Defisc et subventions
L’Etat fait ses calculs pour compenser le dernier coup de rabot sur la défisc
Au lieu de 18 000 euros + 4% du revenu, la défiscalisation outre-mer est ramenée par le Conseil constitutionnel à 18 000 euros. L’Etat affirme qu’il compensera, mais sur quelle base ?
« Notre combat ne porte pas sur l’outil défiscalisation, ce qui importe c’est sa finalité : quel sera le montant global de l’investissement ? Là sera notre combat. » Le cabinet de Victorin Lurel doit anticiper la stratégie qu’il va devoir déployer face aux caisses fermées du ministère du Budget maintenant que le président Hollande a promis, après l’invalidation des plafonds de la defisc dans la loi de finances, de substituer la perte de l’investissement par des subventions. A combien s’élève réellement cet investissement défiscalisé ? Depuis des années, les lois prévoient des commissions d’évaluation pour estimer les sommes, mais les chiffres divergent selon qu’on la soutienne ou la combatte. Ainsi, opposant historique de la défiscalisation, Gilles Carrez, président UMP de la commission des finances s’étranglait le 14 novembre dernier, lors de l’adoption des articles de loi en question : « Un milliard d’euros avec l’investissement locatif social ! » « Seulement 850 millions d’euros prévus pour 2013 », l’a repris le PS Christian Eckert, rapporteur général.
Citant Gilles Carrez et Pierre Méhaignerie, Charles de Courson (UDI) a rappelé ces chiffres : « Grosso modo, l’impôt sur le revenu rapporterait 100 milliards d’euros s’il n’existait aucune niche fiscale et il n’en rapporte que 55 milliards d’euros. »
Serge Letchimy a déclaré que « lorsque le dispositif fiscal a atteint sa plénitude, il portait sur environ 3 milliards d’euros d’investissements alors que ce dispositif porte sur 700 millions d’euros, lesquels financent principalement des investissements productifs.
Jean-Philippe Nilor (GDR) et Charles de Courson ont cité 675 millions d’euros, pour le bâtiment et le logement social.

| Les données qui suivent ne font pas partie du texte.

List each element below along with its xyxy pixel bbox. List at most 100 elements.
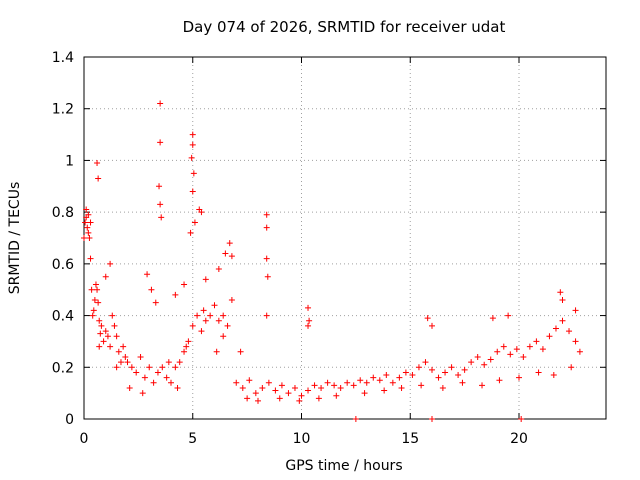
data-point — [494, 348, 501, 355]
data-point — [126, 384, 133, 391]
data-point — [296, 397, 303, 404]
data-point — [361, 390, 368, 397]
data-point — [263, 211, 270, 218]
data-point — [94, 286, 101, 293]
data-point — [86, 235, 93, 241]
data-point — [259, 384, 266, 391]
data-point — [228, 253, 235, 260]
data-point — [265, 379, 272, 386]
data-point — [144, 271, 151, 278]
data-point — [566, 328, 573, 335]
y-tick-label: 0.2 — [52, 360, 74, 376]
data-point — [233, 379, 240, 386]
y-tick-label: 1.4 — [52, 50, 74, 66]
y-axis-label: SRMTID / TECUs — [7, 182, 23, 295]
data-point — [82, 219, 89, 226]
data-point — [228, 297, 235, 304]
data-point — [200, 307, 207, 314]
data-point — [409, 372, 416, 379]
data-point — [398, 384, 405, 391]
data-point — [94, 160, 101, 167]
data-point — [263, 312, 270, 319]
data-point — [189, 141, 196, 148]
data-point — [429, 322, 435, 329]
data-point — [550, 372, 557, 379]
data-point — [194, 312, 201, 319]
data-point — [189, 131, 196, 138]
data-point — [291, 384, 298, 391]
data-point — [263, 224, 270, 231]
y-tick-label: 0.8 — [52, 205, 74, 221]
data-point — [350, 382, 357, 389]
x-tick-label: 5 — [188, 431, 197, 447]
data-point — [163, 374, 170, 381]
data-point — [461, 366, 468, 373]
data-point — [448, 364, 455, 371]
data-point — [117, 359, 124, 366]
data-point — [211, 302, 218, 309]
x-axis: 0 5 10 15 20 — [80, 57, 528, 447]
data-point — [157, 201, 164, 208]
data-point — [152, 299, 159, 306]
data-point — [172, 291, 179, 298]
data-point — [157, 100, 164, 107]
data-point — [252, 390, 259, 397]
y-tick-label: 1.2 — [52, 102, 74, 118]
data-point — [559, 297, 566, 304]
data-point — [246, 377, 253, 384]
data-point — [442, 369, 449, 376]
data-point — [113, 333, 120, 340]
data-point — [156, 183, 163, 190]
data-point — [137, 353, 144, 360]
data-point — [383, 372, 390, 379]
data-point — [90, 307, 97, 314]
data-point — [333, 392, 340, 399]
data-point — [154, 369, 161, 376]
data-point — [189, 322, 196, 329]
data-point — [352, 416, 359, 422]
data-point — [513, 346, 520, 353]
data-point — [568, 364, 575, 371]
data-point — [418, 382, 425, 389]
data-point — [370, 374, 377, 381]
data-point — [215, 317, 222, 324]
data-point — [439, 384, 446, 391]
x-tick-label: 20 — [510, 431, 528, 447]
y-tick-label: 0.4 — [52, 309, 74, 325]
data-point — [424, 315, 431, 322]
data-point — [215, 266, 222, 273]
data-point — [576, 348, 583, 355]
data-point — [474, 353, 481, 360]
data-point — [91, 297, 98, 304]
data-point — [191, 219, 198, 226]
data-point — [272, 387, 279, 394]
data-point — [168, 379, 174, 386]
data-point — [376, 377, 383, 384]
data-point — [198, 328, 205, 335]
data-point — [344, 379, 351, 386]
y-axis: 0 0.2 0.4 0.6 0.8 1 1.2 1.4 — [52, 50, 606, 428]
data-point — [539, 346, 546, 353]
data-point — [224, 322, 231, 329]
data-point — [429, 366, 435, 373]
data-points — [81, 100, 583, 422]
data-point — [389, 379, 396, 386]
data-point — [237, 348, 244, 355]
data-point — [92, 281, 99, 288]
data-point — [357, 377, 364, 384]
data-point — [557, 289, 564, 296]
data-point — [239, 384, 246, 391]
data-point — [159, 364, 166, 371]
data-point — [146, 364, 153, 371]
data-point — [84, 224, 91, 231]
data-point — [122, 353, 129, 360]
data-point — [396, 374, 403, 381]
data-point — [107, 343, 114, 350]
data-point — [518, 416, 525, 422]
data-point — [468, 359, 475, 366]
data-point — [306, 317, 313, 324]
data-point — [298, 392, 305, 399]
chart-title: Day 074 of 2026, SRMTID for receiver uda… — [183, 18, 506, 36]
data-point — [181, 348, 188, 355]
data-point — [113, 364, 120, 371]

Selon le rapport des sénateurs Patient (PS) et Dolige (UMP) de la commission des finances du Sénat, le montant récolté pour le seul logement social a été estimé à 150 millions d’euros à cette fin en 2012. 200 millions, selon Gilles Carrez contre 80 millions il y a deux ans.
400 ou 800 000 euros
Le ministre du Budget Jérôme Cahuzac a donné lors de cette meme seance, le chiffre de Bercy : « Le montant de la défiscalisation représente en moyenne un peu plus de 400 000 euros par an pour les cent plus gros contribuables de notre pays, qui diminuent ainsi considérablement leur impôt sur le revenu. » 472 000 en 2011, selon Gilles Carrez.
Le ministre des Outre-mer indiquait, lors de la présentation de son budget en octobre, 425 millions défiscalisés en 2012 au titre du seul investissement industriel Girardin dont 330 pour la seule usine de nickel dans la Province Nord de Nouvelle-Calédonie.
En 2013, selon Christian Eckert, il était prévu 800 millions. Cette somme, en principe, sera donc amputée des 4 % du revenu en sus de 18 000 euros du plafond. Les antidéfiscs qui exagéraient la somme pour combattre le dispositif devraient désormais la minorer vu qu’il va falloir compenser…
« On ne sortira pas du dispositif sur le dos de l’Outre-mer », confiait récemment un proche du ministre. Par ailleurs ce panachage de defisc et de subvention qui anticipe l’avenir (réforme de la défisc pour 2014), pose un autre problème, plus politique : la défiscalisation avait l’avantage de refléter la dynamique propre des territoires en faisant émerger des projets. Là, le monde de l’entreprise va se retrouver face aux pouvoirs publics dont il pourra tester le volontarisme politique. Et puis, ce n’est plus la même chose quand les crédits budgétaires sont actionnés par le politique. Ça peut être perçu comme le fait du prince.